A surface is formed radially with the same center, a reflection surface is formed in an upper portion facing the incident end portion, and another reflection surface is formed in a lower portion opposite the emission end portion, and the emission end portion has a radial shape. 2. The light emitting diode display device is characterized in that the maximum distance between the two surfaces is larger than the maximum distance between the two radial surfaces of the radiation end portion. 2. A light emitting diode display device comprising: a diffusion emission lens array having an incident end portion facing a light emitting diode row arranged on a printed circuit board and a radiation end portion for diffusing and emitting the incident light. The diffused emission lens element forming the emission lens array has a reflecting surface formed on an upper portion facing the incident end portion and another reflecting surface formed on a lower portion facing the emission end portion.

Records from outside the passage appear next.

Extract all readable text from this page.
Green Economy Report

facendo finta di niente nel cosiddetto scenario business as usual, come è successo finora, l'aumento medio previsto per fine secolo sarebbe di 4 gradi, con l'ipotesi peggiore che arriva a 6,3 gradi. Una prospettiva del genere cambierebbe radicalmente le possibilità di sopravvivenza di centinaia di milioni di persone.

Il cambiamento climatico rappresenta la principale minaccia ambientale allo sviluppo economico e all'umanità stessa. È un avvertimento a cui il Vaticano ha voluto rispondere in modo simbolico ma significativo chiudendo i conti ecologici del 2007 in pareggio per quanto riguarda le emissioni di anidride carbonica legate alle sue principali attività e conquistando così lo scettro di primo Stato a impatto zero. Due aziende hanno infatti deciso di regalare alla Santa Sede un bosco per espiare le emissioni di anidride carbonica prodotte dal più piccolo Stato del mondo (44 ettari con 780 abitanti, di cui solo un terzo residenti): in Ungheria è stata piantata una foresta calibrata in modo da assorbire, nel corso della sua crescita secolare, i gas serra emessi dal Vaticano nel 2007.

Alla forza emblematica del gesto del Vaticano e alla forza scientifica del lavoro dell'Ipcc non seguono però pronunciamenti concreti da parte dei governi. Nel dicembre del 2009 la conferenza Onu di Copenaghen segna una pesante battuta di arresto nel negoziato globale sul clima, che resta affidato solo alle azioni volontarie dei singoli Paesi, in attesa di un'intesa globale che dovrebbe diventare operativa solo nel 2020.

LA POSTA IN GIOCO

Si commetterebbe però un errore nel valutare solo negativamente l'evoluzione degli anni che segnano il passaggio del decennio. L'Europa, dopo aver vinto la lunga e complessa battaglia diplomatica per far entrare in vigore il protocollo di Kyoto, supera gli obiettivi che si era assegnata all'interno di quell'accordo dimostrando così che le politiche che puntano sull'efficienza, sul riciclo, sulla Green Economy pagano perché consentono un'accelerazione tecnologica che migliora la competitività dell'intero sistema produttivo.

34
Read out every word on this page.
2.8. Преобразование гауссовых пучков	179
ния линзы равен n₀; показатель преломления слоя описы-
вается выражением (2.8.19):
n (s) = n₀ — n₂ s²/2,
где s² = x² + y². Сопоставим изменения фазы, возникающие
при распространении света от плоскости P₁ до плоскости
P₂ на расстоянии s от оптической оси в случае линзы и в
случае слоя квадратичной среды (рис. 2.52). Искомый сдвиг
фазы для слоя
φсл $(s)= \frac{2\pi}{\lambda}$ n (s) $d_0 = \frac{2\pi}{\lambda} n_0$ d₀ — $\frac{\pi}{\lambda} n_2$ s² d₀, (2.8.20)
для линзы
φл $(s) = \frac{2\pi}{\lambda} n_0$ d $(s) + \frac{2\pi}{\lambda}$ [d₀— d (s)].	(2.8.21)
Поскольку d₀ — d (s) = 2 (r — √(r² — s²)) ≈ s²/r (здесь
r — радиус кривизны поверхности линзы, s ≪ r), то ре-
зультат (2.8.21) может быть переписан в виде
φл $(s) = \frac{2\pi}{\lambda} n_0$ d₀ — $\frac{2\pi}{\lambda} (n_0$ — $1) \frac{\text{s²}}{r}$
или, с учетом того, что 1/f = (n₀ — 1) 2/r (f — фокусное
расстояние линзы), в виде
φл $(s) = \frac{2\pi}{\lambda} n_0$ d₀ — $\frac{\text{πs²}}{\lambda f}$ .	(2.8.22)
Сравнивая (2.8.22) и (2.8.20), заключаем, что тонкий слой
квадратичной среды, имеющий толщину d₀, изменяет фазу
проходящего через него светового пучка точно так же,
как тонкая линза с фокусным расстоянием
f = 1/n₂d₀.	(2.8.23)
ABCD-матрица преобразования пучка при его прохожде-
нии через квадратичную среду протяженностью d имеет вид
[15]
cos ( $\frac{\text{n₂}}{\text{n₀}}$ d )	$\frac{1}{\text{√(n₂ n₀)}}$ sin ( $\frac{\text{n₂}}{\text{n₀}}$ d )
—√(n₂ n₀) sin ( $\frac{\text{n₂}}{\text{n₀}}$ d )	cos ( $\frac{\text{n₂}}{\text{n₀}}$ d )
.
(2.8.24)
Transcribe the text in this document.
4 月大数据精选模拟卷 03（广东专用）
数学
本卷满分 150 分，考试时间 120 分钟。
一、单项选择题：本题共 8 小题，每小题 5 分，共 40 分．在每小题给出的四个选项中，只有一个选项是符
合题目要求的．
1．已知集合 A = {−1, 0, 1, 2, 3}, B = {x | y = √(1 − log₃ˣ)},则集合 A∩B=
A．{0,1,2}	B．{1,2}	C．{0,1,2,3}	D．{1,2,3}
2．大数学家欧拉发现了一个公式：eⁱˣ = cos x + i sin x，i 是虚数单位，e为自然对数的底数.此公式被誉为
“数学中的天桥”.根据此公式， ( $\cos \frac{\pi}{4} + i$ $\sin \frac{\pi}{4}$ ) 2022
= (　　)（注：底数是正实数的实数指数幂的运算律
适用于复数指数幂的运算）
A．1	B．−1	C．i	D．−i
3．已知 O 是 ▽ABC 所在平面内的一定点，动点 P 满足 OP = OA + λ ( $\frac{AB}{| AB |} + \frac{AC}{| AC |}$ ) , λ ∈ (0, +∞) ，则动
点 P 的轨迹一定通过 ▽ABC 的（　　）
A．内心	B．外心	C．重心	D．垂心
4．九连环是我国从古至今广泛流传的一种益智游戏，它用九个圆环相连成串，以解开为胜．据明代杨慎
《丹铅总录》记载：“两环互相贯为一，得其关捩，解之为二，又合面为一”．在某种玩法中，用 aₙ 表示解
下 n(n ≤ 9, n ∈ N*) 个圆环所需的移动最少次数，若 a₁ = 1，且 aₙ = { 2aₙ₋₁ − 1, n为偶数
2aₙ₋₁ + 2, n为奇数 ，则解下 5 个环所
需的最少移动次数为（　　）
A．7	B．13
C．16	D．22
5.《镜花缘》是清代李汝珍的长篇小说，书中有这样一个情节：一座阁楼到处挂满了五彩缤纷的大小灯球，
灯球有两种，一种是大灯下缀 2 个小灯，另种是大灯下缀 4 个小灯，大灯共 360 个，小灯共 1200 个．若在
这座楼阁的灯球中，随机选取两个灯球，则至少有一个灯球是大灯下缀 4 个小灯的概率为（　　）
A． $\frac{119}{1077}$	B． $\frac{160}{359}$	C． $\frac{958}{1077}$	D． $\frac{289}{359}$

Display device. 3. The light emitting diode display device according to claim 1, wherein the diffused emission lens element has both reflecting surfaces as rough surfaces. 4. The light emission according to claim 1, wherein the diffuse emission lens element is coated with a metal except for the incident end portion and the emission end portion. Diode display device. 5. The light emitting diode according to claim 1, wherein the diffused radiation lens element is coated with white paint except the incident end and the radiation end. Display device. 6. The light emitting diode according to claim 1, wherein the diffused radiation lens element has an entrance end provided with a fitting hole into which the light emitting diode is inserted. Display device. 7. The light emitting diode display device according to claim 1, wherein a light emitting diode is integrally molded at an incident end portion of the diffused emission lens element.